There are no specific guidelines for treatment of these infections. Treatment largely depends on bacterial cultures from the wound, blood and their respective sensitivities. Mild infections can be managed by increasing frequency of dressing changes, local wound care and close monitoring. If the patient has signs of systemic infections, management should be more targeted and guided by sensitivity-based antimicrobial therapy, imaging tests and surgical intervention such as debridement and re-tunneling of the device.

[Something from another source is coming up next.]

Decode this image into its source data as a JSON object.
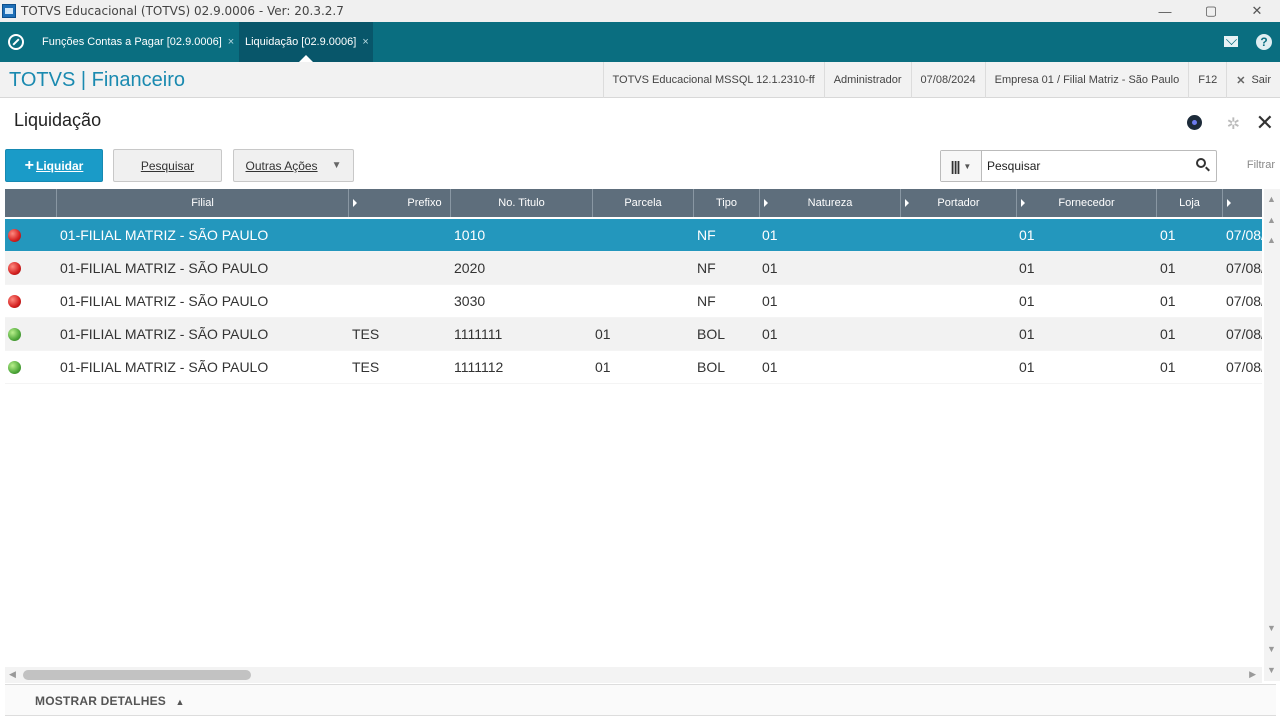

Chronic suppressive antibiotics are often used in patients with recurrent VAD specific infections, but benefit remains ambivalent as approximately one-third of the patients have recurrence despite antibiotics [28]. Device exchange can be performed for severe cases; however, recurrence of infection remains common with this as well [25, 29]. Although better clinical outcomes are being achieved with continuous flow devices, sepsis/severe sepsis still remains a major complication in patients with LVAD implantation. Better patient selection, revision of eligibility criteria based on the other co-morbid conditions, appropriate management of patient comorbidities and strict adherence to infection control guidelines should be ensured to improve patient outcomes.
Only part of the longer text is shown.